Walthers attended the University of Texas in Austin earning a bachelor’s degree in education.   While there he developed a strong bond for Longhorn sports (he still buys season tickets for football) and the eclectic music scene of Austin.   “My iPod is loaded with great musicians most have never heard of – like Bob Schneider, who is more famous for having dated Sandra Bullock than for his clever lyrics and fun live shows.”
After teaching for five years and completing a master’s degree at East Texas State University (now Texas After A&M – Commerce) he moved to Utah when his then-wife obtained a job in Salt Lake.  
Walthers continued his graduate work at the University of Utah, continuing research on equal educational opportunity in public schools even when his career turned toward higher education.   “Part of the experience of doing my doctorate was doing research separate from my job.”  

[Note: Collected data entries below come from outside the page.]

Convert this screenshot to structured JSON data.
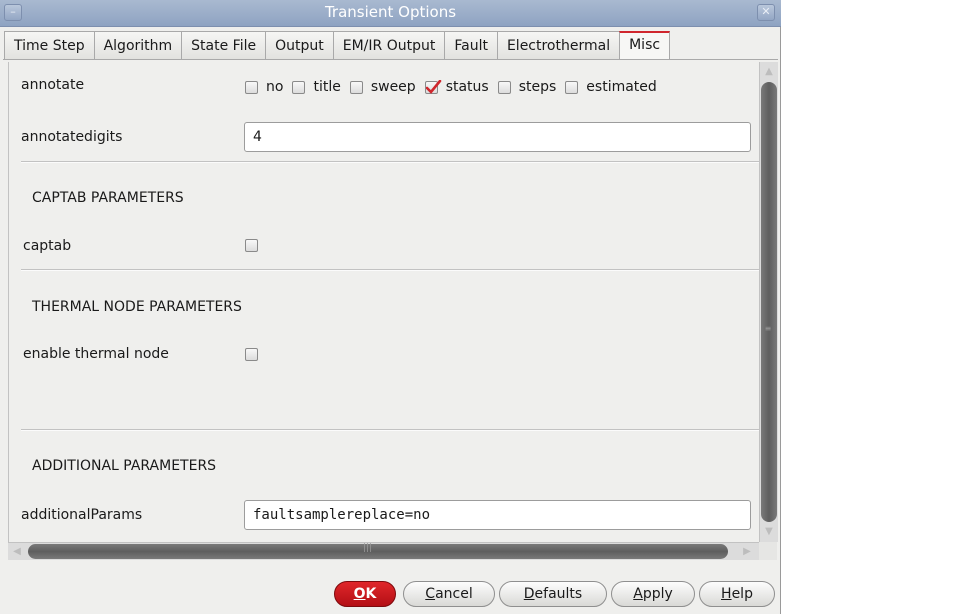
{
  "window": {
    "title": "Transient Options"
  },
  "tabs": [
    {
      "label": "Time Step"
    },
    {
      "label": "Algorithm"
    },
    {
      "label": "State File"
    },
    {
      "label": "Output"
    },
    {
      "label": "EM/IR Output"
    },
    {
      "label": "Fault"
    },
    {
      "label": "Electrothermal"
    },
    {
      "label": "Misc",
      "active": true
    }
  ],
  "annotate": {
    "label": "annotate",
    "options": [
      {
        "label": "no",
        "checked": false
      },
      {
        "label": "title",
        "checked": false
      },
      {
        "label": "sweep",
        "checked": false
      },
      {
        "label": "status",
        "checked": true
      },
      {
        "label": "steps",
        "checked": false
      },
      {
        "label": "estimated",
        "checked": false
      }
    ]
  },
  "annotatedigits": {
    "label": "annotatedigits",
    "value": "4"
  },
  "captab_section": {
    "heading": "CAPTAB PARAMETERS",
    "label": "captab",
    "checked": false
  },
  "thermal_section": {
    "heading": "THERMAL NODE PARAMETERS",
    "label": "enable thermal node",
    "checked": false
  },
  "additional_section": {
    "heading": "ADDITIONAL PARAMETERS",
    "label": "additionalParams",
    "value": "faultsamplereplace=no"
  },
  "buttons": {
    "ok": {
      "pre": "",
      "u": "O",
      "post": "K"
    },
    "cancel": {
      "pre": "",
      "u": "C",
      "post": "ancel"
    },
    "defaults": {
      "pre": "",
      "u": "D",
      "post": "efaults"
    },
    "apply": {
      "pre": "",
      "u": "A",
      "post": "pply"
    },
    "help": {
      "pre": "",
      "u": "H",
      "post": "elp"
    }
  },
  "colors": {
    "accent": "#d0262d",
    "titlebar": "#9aaeca",
    "check": "#d0262d"
  },
  "icons": {
    "window_menu": "minus-icon",
    "window_close": "close-icon"
  }
}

With the experience of working for the legislature and the Regents, Walthers saw the problems facing smaller colleges in the state.   To that end, he worked with Sen. Mike Dmitrich (D-Price) to gain initial approval for debt relief of $3 million from the state legislature.   “It’s just the first step in the process, but we’re excited to get such strong support – we’ll keep working to make sure the funding sticks when the legislature closes at the end of the month.”
CEU needs help from local leaders like Dmitrich and Rep. Brad King (D-Price), because, “The University of Utah can take care of themselves. UVSC can take care of themselves, but the small schools, we don’t have the staff, we don’t have people at the legislature all day like the bigger schools do – all day they have people that hang out at the legislature to make sure that nothing happens.”

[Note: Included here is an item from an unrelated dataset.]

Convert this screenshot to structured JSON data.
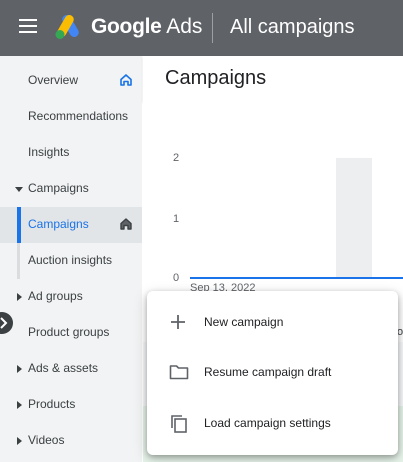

“President Thomas and myself are up there putting miles on our cars, but we can’t be there everyday like they can.”
And more than just putting the miles on his car, he is fighting the war here. His first task was making the business department more user-friendly and developing a customer-service type atmosphere.   “The staff in the business office have really responded to the challenge of going the extra mile for those on campus.   We’re cross-training and asking staff to solve problems.   I’m proud of how well they are doing.”
If there is anything that students want to talk about, whether it is about student fees or payroll they can just come in and ask questions. “There are no secrets here, it is all open door.” Primary among tasks it taking care of the payroll, which is always appreciated by all the staff and faculty, alike, “That is the most important thing on this campus that I can do is making sure that they can all get paid.”
The entire business office has come together to finalize reports that often weren’t sent to the Regent’s office.   Reporting is now caught up and “CEU is no longer seen as the school that is late. We even beat some of the big schools in getting our reporting done on time.”
In addition to his regular business travels around the state, Walthers is set to travel to the United Arab Emirates in the fall. He plans on stopping off in Europe a few days (possibly Athens) in conjunction with visiting a friend who was once the vice president of Utah Valley State College and is now president of a college in Dubai.   “I studied the Middle East as an undergraduate.   I have a Delta voucher that is good for anywhere they fly, and a friend in Dubai – how perfect is that?”
More than just a job, Walthers is here to help the school and students of CEU through legislative relationships and taking a stand for our little college.   He believes this is definitely the time to be at CEU.   The College is on the upswing as the state comes out of their budget crisis and funds are being directed to education.  
The addition of Walthers to CEU is changing the business department with a new and improved service atmosphere and the increasing dedication of the staff to the students of CEU. The future has never been brighter.